• VT-Gov: Former Gov. Howard Dean announced Monday that he would not seek the Democratic nomination to take on Republican Gov. Phil Scott, a move that came a little more than a week after the incumbent confirmed he'd seek a fifth two-year term.
Dean told reporters that, while unreleased polls showed him within 10 points of beating Scott, victory would have required the type of "scorched earth" campaign he didn't want to run. It remains to be seen whether any notable Democrat will challenge Scott, who has always won reelection with ease, ahead of the May 30 filing deadline.
• WA-Gov: The Northwest Progressive Institute has released new numbers from the Democratic firm Public Policy Polling that show Democratic Attorney General Bob Ferguson leading former GOP Rep. Dave Reichert 48-42 in a likely November general election matchup.
Ferguson enjoyed a similar 46-42 edge in PPP's February poll. The only data we've seen during the intervening time was a March survey from the Republican pollster Echelon Insights for a group called Concerned Taxpayers of Washington State that placed Reichert leading by a 39-30 margin.
PPP also continues to find the two frontrunners far ahead in the Aug. 6 top-two primary despite some potentially favorable developments for each of their main intra-party foes. Ferguson and Reichert respectively take 35% and 28% as former Richland school board member Semi Bird, who won the state GOP endorsement last month, secures 11%. Just 4% goes to Democratic state Sen. Mark Mullet even though a well-funded super PAC began airing ads for him a few weeks ago.

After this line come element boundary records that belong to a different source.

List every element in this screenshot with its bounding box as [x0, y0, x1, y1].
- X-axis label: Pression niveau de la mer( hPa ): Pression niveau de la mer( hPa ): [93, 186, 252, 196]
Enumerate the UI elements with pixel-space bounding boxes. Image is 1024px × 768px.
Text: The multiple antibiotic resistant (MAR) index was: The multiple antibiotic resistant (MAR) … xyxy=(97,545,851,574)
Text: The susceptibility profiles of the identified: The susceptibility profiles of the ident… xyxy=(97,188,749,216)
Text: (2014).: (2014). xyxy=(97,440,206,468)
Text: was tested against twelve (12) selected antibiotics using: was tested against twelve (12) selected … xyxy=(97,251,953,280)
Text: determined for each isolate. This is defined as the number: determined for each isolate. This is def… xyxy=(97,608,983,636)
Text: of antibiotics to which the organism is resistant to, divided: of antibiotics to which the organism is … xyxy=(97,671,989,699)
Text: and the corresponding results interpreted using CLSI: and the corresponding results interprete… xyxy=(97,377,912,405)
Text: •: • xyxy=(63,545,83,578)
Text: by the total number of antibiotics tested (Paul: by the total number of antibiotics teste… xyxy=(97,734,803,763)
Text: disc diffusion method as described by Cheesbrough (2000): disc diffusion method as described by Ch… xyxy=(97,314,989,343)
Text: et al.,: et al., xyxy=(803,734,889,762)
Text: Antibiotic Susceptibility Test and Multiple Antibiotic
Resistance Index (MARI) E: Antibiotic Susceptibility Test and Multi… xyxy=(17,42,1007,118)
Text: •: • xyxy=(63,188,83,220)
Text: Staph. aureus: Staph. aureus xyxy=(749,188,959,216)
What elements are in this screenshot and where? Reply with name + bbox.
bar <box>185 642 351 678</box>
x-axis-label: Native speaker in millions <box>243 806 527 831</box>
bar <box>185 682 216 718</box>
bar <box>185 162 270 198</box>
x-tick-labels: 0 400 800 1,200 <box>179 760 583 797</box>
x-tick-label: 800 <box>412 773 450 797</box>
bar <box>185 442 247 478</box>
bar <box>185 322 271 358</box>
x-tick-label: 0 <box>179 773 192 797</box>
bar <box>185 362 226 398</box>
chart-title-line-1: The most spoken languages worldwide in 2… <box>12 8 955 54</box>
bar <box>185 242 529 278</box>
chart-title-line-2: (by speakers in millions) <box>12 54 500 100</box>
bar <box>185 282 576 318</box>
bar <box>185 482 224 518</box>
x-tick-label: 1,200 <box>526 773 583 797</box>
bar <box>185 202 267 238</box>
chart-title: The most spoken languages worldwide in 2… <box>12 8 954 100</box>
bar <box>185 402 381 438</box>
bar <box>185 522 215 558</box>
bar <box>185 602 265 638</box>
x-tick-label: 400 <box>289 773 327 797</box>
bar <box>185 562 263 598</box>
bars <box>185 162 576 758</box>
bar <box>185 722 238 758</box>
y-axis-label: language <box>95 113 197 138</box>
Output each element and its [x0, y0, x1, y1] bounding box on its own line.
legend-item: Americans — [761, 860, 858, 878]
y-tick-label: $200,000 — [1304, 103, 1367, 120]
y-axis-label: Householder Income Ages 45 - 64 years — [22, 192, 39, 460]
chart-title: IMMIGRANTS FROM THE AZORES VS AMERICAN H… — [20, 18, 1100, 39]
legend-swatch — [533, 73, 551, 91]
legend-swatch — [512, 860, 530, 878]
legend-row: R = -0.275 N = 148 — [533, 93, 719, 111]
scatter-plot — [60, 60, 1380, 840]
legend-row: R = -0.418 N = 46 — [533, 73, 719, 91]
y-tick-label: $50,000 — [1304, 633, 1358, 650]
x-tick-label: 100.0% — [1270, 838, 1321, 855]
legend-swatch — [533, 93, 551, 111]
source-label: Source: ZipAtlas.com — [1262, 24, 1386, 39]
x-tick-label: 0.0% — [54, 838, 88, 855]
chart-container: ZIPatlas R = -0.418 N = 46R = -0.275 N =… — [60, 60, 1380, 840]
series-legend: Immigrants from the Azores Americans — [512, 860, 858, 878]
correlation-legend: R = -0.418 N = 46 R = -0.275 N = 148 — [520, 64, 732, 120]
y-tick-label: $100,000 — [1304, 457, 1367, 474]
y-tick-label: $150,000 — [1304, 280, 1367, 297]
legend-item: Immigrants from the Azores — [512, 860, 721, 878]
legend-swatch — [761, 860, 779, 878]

• LA-05, LA-06: Speaker Mike Johnson sent a not-very-subtle message on Monday that he doesn't want Rep. Garret Graves to challenge fellow GOP incumbent Julie Letlow by endorsing both of them—in separate districts.
Johnson explicitly backed Graves for the 6th District even though the revamped version of that seat is all but unwinnable for Republicans, while he endorsed Letlow's reelection to the 5th District, which remains safely red.
The speaker put out this statement days after Graves announced he'd be "running for reelection in a district anchored in the Capital Region," an area that's mostly contained in the new 5th and 6th Districts. Letlow, for her part, said in a statement—issued after a recent Supreme Court ruling allowing the new map to be used this year—that she'd seek reelection.
Johnson, who serves Louisiana's 4th District, also endorsed the other two members of the state's GOP delegation, Majority Leader Steve Scalise in the 1st District and Rep. Clay Higgins in the 3rd. Both represent conservative constituencies and neither currently has any serious intra-party opposition.
• WA-05: The Washington State Labor Council over the weekend issued a dual endorsement to Republican state Rep. Jacquelin Maycumber and former Spokane County Democratic Party chair Carmela Conroy in the Aug. 6 top-two primary for the conservative 5th District.
Maycumber is the lone Republican congressional candidate to receive an endorsement, albeit a shared one, from the WSLC, an AFL-CIO affiliate that calls itself the state's "largest labor organization." WSLC's support, though, could help Maycumber appeal to Democratic voters if she winds up facing Spokane County Treasurer Michael Baumgartner in an all-Republican general election to succeed retiring GOP Rep. Cathy McMorris Rodgers.
• WA-06: State Sen. Emily Randall has earned the backing of the Washington State Labor Council in the August top-two primary to replace retiring Rep. Derek Kilmer, a fellow Democrat. Randall's main intra-party foe this summer is Commissioner of Public Lands Hilary Franz, who has Kilmer's support.